Earlier this month, public service union UNISON said that improving staff pay and conditions would be key to retaining staff.
UNISON Head of Health Sara Gorton said: “Staffing shortages are getting worse by the day. That means constant struggles to fill rotas and move people to where they’re most needed.
“The government needs a long-term answer to workforce pressures. Ignoring targets that show the public how safe and effective their NHS services are won’t fix the underlying funding gap.

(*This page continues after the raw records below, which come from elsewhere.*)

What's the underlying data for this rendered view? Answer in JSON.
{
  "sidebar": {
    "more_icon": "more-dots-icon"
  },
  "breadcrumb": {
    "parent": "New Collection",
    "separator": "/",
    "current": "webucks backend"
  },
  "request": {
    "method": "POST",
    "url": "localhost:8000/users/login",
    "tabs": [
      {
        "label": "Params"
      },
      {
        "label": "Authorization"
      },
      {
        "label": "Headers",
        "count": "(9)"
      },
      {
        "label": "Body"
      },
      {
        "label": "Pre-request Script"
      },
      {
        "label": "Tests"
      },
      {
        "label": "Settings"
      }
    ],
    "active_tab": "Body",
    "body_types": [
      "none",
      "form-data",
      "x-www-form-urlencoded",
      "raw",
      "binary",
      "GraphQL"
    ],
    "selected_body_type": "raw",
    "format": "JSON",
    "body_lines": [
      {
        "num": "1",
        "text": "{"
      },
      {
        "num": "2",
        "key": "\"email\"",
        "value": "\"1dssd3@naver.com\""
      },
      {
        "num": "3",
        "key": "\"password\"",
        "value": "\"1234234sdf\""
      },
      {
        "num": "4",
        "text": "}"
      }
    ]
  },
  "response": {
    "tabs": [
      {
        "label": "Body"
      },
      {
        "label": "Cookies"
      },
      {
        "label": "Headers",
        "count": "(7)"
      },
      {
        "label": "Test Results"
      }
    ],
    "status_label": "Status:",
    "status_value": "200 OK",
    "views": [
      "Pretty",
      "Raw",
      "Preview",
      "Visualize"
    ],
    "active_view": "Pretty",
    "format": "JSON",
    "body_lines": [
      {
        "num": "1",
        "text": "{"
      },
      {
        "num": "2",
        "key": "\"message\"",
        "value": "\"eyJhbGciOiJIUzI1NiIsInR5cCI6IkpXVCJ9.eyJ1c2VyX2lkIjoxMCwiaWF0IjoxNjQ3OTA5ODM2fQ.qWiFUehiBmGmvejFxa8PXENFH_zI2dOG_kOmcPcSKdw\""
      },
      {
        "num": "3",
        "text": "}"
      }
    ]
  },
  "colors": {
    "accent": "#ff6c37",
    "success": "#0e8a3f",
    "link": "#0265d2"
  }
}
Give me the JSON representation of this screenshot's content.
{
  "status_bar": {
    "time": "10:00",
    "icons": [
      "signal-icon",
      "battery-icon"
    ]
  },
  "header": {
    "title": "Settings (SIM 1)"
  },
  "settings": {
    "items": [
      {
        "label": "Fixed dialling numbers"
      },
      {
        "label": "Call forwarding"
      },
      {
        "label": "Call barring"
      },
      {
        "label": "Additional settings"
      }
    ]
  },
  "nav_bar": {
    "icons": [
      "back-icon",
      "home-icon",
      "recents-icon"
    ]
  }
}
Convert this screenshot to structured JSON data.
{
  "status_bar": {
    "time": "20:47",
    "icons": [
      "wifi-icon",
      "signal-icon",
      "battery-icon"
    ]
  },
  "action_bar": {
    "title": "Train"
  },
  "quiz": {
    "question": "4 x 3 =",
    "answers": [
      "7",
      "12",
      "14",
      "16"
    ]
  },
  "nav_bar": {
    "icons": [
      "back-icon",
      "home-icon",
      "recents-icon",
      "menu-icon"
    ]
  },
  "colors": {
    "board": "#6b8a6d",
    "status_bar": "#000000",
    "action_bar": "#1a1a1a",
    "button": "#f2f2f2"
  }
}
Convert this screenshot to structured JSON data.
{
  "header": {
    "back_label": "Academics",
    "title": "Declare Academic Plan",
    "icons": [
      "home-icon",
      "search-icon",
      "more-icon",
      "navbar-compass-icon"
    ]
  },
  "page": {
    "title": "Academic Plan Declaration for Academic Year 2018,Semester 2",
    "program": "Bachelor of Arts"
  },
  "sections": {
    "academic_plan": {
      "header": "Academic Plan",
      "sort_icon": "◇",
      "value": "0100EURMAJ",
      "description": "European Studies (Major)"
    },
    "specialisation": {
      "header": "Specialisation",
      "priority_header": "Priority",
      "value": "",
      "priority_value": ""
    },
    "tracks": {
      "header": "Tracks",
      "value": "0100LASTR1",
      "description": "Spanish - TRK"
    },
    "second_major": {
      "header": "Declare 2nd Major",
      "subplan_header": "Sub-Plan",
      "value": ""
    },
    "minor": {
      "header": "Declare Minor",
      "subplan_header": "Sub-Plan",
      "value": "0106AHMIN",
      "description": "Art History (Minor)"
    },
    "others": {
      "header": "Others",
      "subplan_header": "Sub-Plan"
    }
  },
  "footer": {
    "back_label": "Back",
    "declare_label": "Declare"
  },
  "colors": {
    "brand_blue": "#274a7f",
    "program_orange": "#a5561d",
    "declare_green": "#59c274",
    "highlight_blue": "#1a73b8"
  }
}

Nor will removing the people needed to manage the never-ending juggling act.
“Any solution to the workforce crisis has to begin with an urgent commitment to increasing NHS pay and protecting staff against rising household costs That’s the way to ensure they stay working where they’re most needed.”
The parliamentary committee review said: “A radical review of working conditions is needed to reduce the intensity of work felt by many frontline professionals and boost retention.”
A spokesperson for NHS South East London said: “As in other areas of the country and capital, NHS South East London is undertaking work to improve recruitment and retention across the ICS, including in primary care.
“Alongside GP recruitment and retention schemes, there is significant work underway to support primary care to introduce new clinical and professional roles into their teams – such as physiotherapists and mental health practitioners – to provide expert care to patients as part of a multi-disciplinary team.
“Using a specialist recruiter to support individual practices with their recruitment needs for a wide range of specialist roles can help to ensure a more effective and efficient recruitment process for the practice.”